Ob und wie die Erinnerung an diese Schicksale auf dem Gelände von De Kruisberg fortgeführt werden kann, ist derzeit offen. Aufgrund der Entwicklungen um die Immobilie droht, dass die bevorstehende Gedenkveranstaltung möglicherweise die letzte ihrer Art im Namen von Doetinchem Herdenkt auf diesem historischen Areal sein könnte. Die Stiftung steht in enger Abhängigkeit zum neuen Eigentümer, dem Projektentwickler Ter Steege, was die weitere Vermittlung der Geschichte des Zweiten Weltkriegs angeht. „Dieses Jahr ist entscheidend“, betont Karel Berkhuysen, Vorsitzender der Stiftung, die in diesem Monat ihr achtjähriges Bestehen feiert. Nach dem Verkauf von De Kruisberg im vergangenen Jahr ist die künftige Nutzung des Geländes noch nicht abschließend geregelt.
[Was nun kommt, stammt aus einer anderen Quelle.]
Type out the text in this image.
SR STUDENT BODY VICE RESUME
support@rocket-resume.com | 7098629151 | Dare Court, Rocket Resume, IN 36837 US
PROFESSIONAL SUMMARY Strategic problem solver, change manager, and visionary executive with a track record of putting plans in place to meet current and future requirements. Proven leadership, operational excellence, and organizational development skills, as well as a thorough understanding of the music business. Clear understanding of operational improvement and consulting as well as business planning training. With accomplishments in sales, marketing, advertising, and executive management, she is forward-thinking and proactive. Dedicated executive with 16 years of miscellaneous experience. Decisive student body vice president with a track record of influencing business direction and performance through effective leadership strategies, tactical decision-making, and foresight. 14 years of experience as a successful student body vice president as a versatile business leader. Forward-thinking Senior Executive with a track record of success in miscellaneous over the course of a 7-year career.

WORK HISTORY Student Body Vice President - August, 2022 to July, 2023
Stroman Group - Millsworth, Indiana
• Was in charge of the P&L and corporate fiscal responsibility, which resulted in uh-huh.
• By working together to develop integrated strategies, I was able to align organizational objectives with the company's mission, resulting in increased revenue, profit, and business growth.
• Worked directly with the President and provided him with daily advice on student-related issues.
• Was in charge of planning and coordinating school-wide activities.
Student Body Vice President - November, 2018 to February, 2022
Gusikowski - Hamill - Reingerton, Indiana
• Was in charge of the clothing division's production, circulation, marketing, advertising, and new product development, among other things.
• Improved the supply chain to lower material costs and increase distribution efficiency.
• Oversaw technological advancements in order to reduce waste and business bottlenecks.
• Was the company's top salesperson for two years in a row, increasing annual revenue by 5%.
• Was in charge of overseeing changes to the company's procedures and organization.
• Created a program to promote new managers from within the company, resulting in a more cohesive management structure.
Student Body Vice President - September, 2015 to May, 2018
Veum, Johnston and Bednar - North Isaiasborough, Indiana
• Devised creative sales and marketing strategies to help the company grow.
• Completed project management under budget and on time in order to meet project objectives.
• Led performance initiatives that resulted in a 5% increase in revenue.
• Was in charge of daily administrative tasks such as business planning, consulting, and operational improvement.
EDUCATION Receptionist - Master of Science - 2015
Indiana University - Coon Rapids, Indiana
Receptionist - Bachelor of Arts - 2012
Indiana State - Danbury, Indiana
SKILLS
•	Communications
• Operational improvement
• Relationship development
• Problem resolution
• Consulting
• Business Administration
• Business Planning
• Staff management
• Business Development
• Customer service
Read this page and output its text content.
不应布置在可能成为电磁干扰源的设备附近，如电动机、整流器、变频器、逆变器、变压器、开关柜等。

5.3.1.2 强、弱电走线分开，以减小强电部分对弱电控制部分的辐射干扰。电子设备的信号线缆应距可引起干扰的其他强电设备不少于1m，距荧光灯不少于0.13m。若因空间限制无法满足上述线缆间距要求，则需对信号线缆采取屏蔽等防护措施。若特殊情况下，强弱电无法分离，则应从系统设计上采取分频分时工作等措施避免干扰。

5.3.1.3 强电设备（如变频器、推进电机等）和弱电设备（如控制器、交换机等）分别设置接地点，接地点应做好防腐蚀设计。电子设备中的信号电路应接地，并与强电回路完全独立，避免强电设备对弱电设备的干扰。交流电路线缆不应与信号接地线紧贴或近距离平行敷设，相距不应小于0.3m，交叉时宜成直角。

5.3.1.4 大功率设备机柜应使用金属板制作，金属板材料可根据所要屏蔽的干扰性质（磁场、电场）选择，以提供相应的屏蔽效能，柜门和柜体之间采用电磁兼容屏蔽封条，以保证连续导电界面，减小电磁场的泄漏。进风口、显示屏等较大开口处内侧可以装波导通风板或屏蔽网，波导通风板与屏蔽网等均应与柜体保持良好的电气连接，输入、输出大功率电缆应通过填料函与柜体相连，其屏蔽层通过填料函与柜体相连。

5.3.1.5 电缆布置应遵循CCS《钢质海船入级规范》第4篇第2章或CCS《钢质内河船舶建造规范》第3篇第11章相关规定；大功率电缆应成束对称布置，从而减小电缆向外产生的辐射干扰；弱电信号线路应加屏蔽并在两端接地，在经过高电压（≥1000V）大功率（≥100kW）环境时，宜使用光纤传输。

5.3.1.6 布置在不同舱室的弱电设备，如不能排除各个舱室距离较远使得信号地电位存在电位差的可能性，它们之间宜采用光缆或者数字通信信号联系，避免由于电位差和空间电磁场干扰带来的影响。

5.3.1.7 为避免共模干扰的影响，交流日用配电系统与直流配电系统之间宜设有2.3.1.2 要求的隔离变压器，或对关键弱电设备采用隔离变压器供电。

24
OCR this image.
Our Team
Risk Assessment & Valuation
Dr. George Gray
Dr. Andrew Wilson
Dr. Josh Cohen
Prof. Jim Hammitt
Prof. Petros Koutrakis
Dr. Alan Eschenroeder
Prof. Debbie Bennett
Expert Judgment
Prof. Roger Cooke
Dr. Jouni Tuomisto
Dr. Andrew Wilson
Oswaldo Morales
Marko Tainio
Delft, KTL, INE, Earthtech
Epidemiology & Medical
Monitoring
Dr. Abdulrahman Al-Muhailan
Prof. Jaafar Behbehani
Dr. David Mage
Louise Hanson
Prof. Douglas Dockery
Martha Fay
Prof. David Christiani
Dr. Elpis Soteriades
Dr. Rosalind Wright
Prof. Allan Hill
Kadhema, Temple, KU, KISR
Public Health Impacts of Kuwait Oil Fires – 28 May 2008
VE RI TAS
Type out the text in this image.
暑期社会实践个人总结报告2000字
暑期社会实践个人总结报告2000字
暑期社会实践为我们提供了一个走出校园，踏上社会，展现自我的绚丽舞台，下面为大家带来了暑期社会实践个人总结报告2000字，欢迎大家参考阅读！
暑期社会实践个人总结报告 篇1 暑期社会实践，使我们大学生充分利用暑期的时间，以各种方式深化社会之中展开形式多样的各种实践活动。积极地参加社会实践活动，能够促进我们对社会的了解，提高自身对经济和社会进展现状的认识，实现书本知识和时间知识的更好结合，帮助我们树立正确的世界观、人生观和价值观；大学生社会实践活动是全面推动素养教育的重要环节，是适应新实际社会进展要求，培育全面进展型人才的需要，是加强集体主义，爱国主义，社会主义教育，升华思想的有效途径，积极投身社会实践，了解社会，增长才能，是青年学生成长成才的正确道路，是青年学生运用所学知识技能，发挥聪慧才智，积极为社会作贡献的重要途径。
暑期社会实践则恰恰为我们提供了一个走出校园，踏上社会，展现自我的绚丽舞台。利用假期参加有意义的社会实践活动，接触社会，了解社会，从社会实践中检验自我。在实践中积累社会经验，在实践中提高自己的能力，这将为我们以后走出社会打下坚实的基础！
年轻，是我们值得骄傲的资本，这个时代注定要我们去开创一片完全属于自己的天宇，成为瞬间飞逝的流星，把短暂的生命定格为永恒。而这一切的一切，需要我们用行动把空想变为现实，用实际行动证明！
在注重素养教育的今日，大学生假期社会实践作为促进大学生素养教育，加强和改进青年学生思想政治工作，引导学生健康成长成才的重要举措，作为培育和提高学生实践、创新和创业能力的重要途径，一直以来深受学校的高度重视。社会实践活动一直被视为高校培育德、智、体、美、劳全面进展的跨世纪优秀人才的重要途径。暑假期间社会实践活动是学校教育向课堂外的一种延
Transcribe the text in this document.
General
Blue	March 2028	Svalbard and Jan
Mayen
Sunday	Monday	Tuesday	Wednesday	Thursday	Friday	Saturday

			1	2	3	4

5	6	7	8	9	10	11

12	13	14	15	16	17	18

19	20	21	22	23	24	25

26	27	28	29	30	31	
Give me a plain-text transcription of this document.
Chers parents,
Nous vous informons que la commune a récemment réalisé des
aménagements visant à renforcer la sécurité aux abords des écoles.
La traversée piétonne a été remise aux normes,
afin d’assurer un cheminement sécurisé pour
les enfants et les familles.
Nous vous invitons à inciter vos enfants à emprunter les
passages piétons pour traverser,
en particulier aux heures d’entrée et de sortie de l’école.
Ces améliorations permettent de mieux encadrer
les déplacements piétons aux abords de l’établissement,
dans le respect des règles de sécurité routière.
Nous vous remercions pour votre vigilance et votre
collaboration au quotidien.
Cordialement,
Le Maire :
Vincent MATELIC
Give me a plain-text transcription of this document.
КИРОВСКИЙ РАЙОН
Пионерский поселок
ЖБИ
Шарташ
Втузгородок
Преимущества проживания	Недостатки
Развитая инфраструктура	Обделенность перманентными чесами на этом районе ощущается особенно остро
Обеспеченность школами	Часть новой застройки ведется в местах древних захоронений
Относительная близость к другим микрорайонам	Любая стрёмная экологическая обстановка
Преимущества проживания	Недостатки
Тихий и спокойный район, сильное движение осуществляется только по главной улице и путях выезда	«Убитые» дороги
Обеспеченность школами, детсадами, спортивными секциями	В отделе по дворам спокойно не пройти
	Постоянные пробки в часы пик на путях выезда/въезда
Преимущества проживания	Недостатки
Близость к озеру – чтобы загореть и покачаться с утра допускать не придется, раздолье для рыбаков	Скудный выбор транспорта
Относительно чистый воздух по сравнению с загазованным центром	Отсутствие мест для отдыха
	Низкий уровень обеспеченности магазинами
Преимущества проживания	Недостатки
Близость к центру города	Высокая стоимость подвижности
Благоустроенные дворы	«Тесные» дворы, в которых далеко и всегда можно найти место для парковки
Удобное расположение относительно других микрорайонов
Pläne, Genehmigungen und Zeichnungen – an all dem wird noch gearbeitet. „Wir müssen kurzfristig mit einem überzeugenden Konzept aufwarten“, so Berkhuysen.

Der Verein verfolgt das ambitionierte Ziel, ein Erinnerungszentrum auf De Kruisberg zu errichten, inspiriert vom Vorbild des Oranjehotels in Scheveningen, das ebenfalls während des Krieges als Gefängnis diente. Finanzielle Mittel fehlen jedoch bislang. „Unsere Stiftung verfügt praktisch über keine eigenen Gelder“, erklärt Berkhuysen. Seine Pläne stießen bei Ter Steege auf positive Resonanz, dennoch bleibt die Finanzierung ein Drahtseilakt. Die Stiftung versucht, durch Fördergelder und Unterstützung der Provinz Gelder für das Projekt zu sammeln. In Zeiten, in denen insbesondere junge Menschen immer stärkeres Interesse an den Geschichten der Vergangenheit zeigen, sieht Berkhuysen es als essenziell an, die Erinnerungen lebendig zu halten und sie so an die kommenden Generationen weiterzugeben.